Any quartet containing Colin Steele and Brian Kellock is going to give you some great jazz but I was curious as to how they would create the feel of the big band sound that made so many of Glenn Miller’s compositions the great hits that they were. But sometimes hearing music, especially that which you grew up humming along to, played in a completely different way by a completely different set-up can result in something quite refreshing.

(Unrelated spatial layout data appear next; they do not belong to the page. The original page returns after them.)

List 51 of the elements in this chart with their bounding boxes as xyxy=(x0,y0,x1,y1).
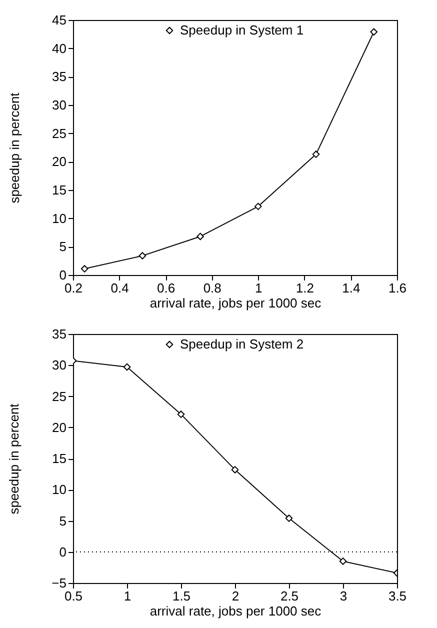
y-tick-label: 0 xyxy=(59,268,66,282)
point xyxy=(339,558,347,565)
x-tick-label: 0.2 xyxy=(64,280,83,296)
x-tick-label: 1.6 xyxy=(388,280,407,296)
y-tick-label: 25 xyxy=(52,388,66,404)
x-axis-title: arrival rate, jobs per 1000 sec xyxy=(150,296,322,310)
point xyxy=(285,514,293,522)
y-tick-label: 40 xyxy=(52,40,66,56)
y-tick-label: 30 xyxy=(52,98,66,112)
y-axis-title: speedup in percent xyxy=(6,403,22,514)
y-tick-label: 0 xyxy=(59,544,66,560)
x-tick-label: 2.5 xyxy=(280,588,299,604)
point xyxy=(231,466,239,474)
point xyxy=(177,410,185,418)
y-tick-label: 30 xyxy=(52,358,66,373)
x-tick-label: 1 xyxy=(124,588,132,604)
x-tick-label: 3.5 xyxy=(388,588,407,604)
x-tick-label: 3 xyxy=(340,588,348,604)
x-tick-label: 2 xyxy=(232,588,240,604)
legend-label: Speedup in System 2 xyxy=(180,336,304,352)
y-tick-label: 15 xyxy=(52,451,66,466)
x-tick-label: 1 xyxy=(255,280,262,296)
y-tick-label: 10 xyxy=(52,482,66,498)
y-tick-label: 45 xyxy=(52,12,66,28)
legend-label: Speedup in System 1 xyxy=(180,22,304,38)
x-tick-label: 1.2 xyxy=(296,280,314,296)
point xyxy=(80,265,88,272)
y-tick-label: 5 xyxy=(59,239,66,254)
point xyxy=(370,28,378,36)
x-tick-label: 1.5 xyxy=(172,588,191,604)
point xyxy=(196,232,204,240)
y-tick-label: 5 xyxy=(59,513,66,528)
point xyxy=(254,202,262,210)
x-tick-label: 0.8 xyxy=(203,280,222,296)
y-tick-label: 20 xyxy=(52,420,66,435)
x-tick-label: 0.5 xyxy=(64,588,83,604)
y-axis-title: speedup in percent xyxy=(7,92,22,204)
y-tick-label: 35 xyxy=(52,69,66,84)
y-tick-label: 15 xyxy=(52,182,66,198)
y-tick-label: 25 xyxy=(52,126,66,141)
y-tick-label: −5 xyxy=(52,576,66,590)
y-tick-label: 10 xyxy=(52,210,66,226)
x-axis-title: arrival rate, jobs per 1000 sec xyxy=(150,604,322,618)
x-tick-label: 0.6 xyxy=(157,280,176,296)
y-tick-label: 20 xyxy=(52,154,66,170)
y-tick-label: 35 xyxy=(52,326,66,342)
point xyxy=(123,363,131,371)
x-tick-label: 0.4 xyxy=(110,280,129,296)
x-tick-label: 1.4 xyxy=(342,280,360,296)
point xyxy=(312,150,320,158)
point xyxy=(138,252,146,260)
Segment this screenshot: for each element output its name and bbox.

And so it did here. With the Jazz Bar at capacity on a sunny Thursday evening (someone needs to fit some elastic walls before next year’s Fringe – every time I cover a gig here I never get close to getting a seat), we had a set that included all the old favourites, including Little Brown Jug, Tuxedo Junction, Don’t Sit Under the Apple Tree (for Anyone Else But Me), American Patrol, Chattanooga Choo Choo, Pennsylvania 65-0-0-0, Stardust, String of Pearls, Miller’s signature tune Moonlight Serenade and, to conclude, In the Mood.
Many of these pieces allowed Steele to showcase his excellent and very versatile trumpet repertoire and there was always a slot for the incomparable Kellock to improvise around the main melody. Many of Miller’s hits featured vocals, often including those stable-mates of his, Tex Avery and Marion Hutton but the quartet got around that for the most part by replacing vocals with jamming, which worked nicely. They also got the audience to sing along to a couple of numbers. And it was nice to see so many young folk tapping their feet in time to the music, as well as an eclectic gathering of tourists just interested in the sound this quartet can produce.
This was a great hour of jazz from quartet that clearly punches above its weight creating as it does a big band sound with just four instruments. Well worth listening to.